I like the questions that the TELUS team ask about any potential components to be added to their design system:

  1. Is it on brand?
  2. Is it accessible?
  3. Has it been tested?
  4. Can it be reused?

They also have design principles.

5 ways having a shared design system has helped us ship our designs faster – Product at Canva

The steps that the Canva team took to turbocharge their design ops.

I’ll talk about why creating a shared design system has boosted our organizational productivity—and how you can help your teams improve product quality while reducing your company’s ‘design debt’.

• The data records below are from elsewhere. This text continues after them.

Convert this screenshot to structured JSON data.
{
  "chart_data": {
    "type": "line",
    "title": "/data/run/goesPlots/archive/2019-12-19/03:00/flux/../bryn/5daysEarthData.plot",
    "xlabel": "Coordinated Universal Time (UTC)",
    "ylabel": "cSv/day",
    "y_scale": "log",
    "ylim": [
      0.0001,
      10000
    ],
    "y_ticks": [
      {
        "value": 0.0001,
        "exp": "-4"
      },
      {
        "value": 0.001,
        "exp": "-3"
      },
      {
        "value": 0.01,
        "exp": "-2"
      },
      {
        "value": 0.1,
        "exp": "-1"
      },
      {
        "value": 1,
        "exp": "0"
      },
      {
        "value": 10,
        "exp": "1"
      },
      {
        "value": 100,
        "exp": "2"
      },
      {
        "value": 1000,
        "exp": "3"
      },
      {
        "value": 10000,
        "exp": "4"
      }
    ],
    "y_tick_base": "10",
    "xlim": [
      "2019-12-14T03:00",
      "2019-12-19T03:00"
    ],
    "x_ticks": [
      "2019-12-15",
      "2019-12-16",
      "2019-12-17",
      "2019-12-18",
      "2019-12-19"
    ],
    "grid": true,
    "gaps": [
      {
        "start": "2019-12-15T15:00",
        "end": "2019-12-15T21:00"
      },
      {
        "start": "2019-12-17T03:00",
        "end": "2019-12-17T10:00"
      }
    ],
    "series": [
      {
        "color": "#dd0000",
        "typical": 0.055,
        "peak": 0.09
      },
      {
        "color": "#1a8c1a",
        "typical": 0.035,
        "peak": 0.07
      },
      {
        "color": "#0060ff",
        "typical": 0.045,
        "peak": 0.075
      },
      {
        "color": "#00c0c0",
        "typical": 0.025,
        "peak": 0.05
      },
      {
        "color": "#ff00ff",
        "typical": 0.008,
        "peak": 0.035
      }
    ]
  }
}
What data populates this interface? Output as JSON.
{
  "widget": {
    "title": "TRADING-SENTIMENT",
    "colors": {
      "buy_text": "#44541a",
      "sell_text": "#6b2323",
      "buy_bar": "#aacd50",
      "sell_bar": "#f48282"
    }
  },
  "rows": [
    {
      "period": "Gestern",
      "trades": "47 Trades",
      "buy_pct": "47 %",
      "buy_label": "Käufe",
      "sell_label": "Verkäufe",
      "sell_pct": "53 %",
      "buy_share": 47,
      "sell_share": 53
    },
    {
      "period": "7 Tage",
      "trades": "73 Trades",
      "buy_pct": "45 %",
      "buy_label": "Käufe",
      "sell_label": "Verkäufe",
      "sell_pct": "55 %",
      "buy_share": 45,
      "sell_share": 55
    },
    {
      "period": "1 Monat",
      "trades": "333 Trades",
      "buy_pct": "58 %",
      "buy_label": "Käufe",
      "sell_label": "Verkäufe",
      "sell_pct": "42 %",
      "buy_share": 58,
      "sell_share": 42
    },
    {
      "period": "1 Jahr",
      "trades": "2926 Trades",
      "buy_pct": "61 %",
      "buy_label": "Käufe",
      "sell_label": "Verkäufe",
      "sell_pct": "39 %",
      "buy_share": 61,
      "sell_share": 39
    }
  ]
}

18F: Digital service delivery | Building a large-scale design system: How we created a design system for the U.S. government

Maya Benari provides an in-depth walkthrough of 18F’s mission to create a consistent design system for many, many different government sites.

When building out a large-scale design system, it can be hard to know where to start. By focusing on the basics, from core styles to coding conventions to design principles, you can create a strong foundation that spreads to different parts of your team.

There’s an interface inventory, then mood boards, then the work starts on typography and colour, then white space, and finally the grid system.

The lessons learned make for good design principles:

  • Talk to the people
  • Look for duplication of efforts
  • Know your values
  • Empower your team
  • Start small and iterate
  • Don’t work in a vacuum
  • Reuse and specialize
  • Promote your system
  • Be flexible

A Cohesive & Unified Identity for British Government — Paul Robert Lloyd

In search of typographical consistency in government departments.